TOLEIRO
O sequeiro baixava de dia para dia, estava a chegar ao fundo. A mulher, que andava desconfiada da Maria Careca, descobriu então a injustiça da sua desconfiança: os ovos da pedrês que lhe faltavam estavam ali. Rai’s parta na pita, nem a espreitá-la às escondidas lhe tinha descoberto o ninho. Contente ficou, tinha lá para cima de uma dúzia; não é que soubesse contar, mas parecia-lhe.
Veio então a calhar, o compadre Demétrio ofereceu-lhe um castanheiro velho que tinha secado. Tinha um senão, era no termo da Trindade, mas havia de vir para casa, custasse o que custasse. O caminho era ruim e o raio da água não parava de cair, era ribeiros por todo lado. Os caminhos ficavam lambidos até aos ossos, era só fragas à vista e nas partes baixas, lamaçal.
Cedo, junguiu os jumentos e pôs-se a caminho. Na frente, de rabo enrodilhado, o Farrusco abria caminho.
Ao passar à Maria Belida teve um mau pressentimento. “- não há de ser nada, o raio da lenha era precisa, ainda o Inverno ia a meio, agora é que vinha aí o frio.”
Não voltava a acreditar no que pode ser. O João d’Além tinha-lhe dito que tinha dois sobreiros na Córqueda e que lhos dava; afinal só um é que era dele, o outro é dos Varrossões, assim lhe tinha dito o feitor, o Anacleto da Rosa; e pronto, ficou de mãos a abanar.
- Ó homem, a lenha é pouca!
E ele não sabia?...
- Ó rapaz, cuidado com a cria, olha que o caminho está fraco.

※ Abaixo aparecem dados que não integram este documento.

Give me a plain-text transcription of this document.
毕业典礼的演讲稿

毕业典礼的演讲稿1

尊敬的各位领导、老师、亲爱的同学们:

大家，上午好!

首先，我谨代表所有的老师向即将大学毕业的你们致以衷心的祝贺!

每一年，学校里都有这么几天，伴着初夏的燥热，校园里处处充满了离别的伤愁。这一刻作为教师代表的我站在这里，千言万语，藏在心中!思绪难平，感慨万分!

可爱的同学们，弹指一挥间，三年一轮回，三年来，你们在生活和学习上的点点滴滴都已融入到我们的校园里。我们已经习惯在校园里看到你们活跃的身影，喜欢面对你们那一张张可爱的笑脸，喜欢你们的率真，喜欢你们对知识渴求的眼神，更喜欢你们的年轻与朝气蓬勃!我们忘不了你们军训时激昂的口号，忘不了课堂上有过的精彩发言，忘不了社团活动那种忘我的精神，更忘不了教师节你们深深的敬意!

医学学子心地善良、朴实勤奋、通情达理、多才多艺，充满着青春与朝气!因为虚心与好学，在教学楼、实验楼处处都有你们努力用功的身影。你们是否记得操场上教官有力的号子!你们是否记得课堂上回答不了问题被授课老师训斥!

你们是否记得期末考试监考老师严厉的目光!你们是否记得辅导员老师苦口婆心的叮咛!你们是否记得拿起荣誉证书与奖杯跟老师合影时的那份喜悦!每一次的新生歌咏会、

O filho e ele carregavam o carro em duas horas, mais duas para vir.
Carro carregado, Deus nos ajude, a água não dava descanso, não parava de cair.
Ao entrar no caminho que vinha da Trindade bem reparou que estava tudo arregatado, tinha vindo para ali muita terra deslocada com a força da água, mas com cuidado talvez passasse. O filho atrás ajudava com o ombro colado às traseiras do carro; ele, na frente, com a aguilhada em punho, guiava a cria.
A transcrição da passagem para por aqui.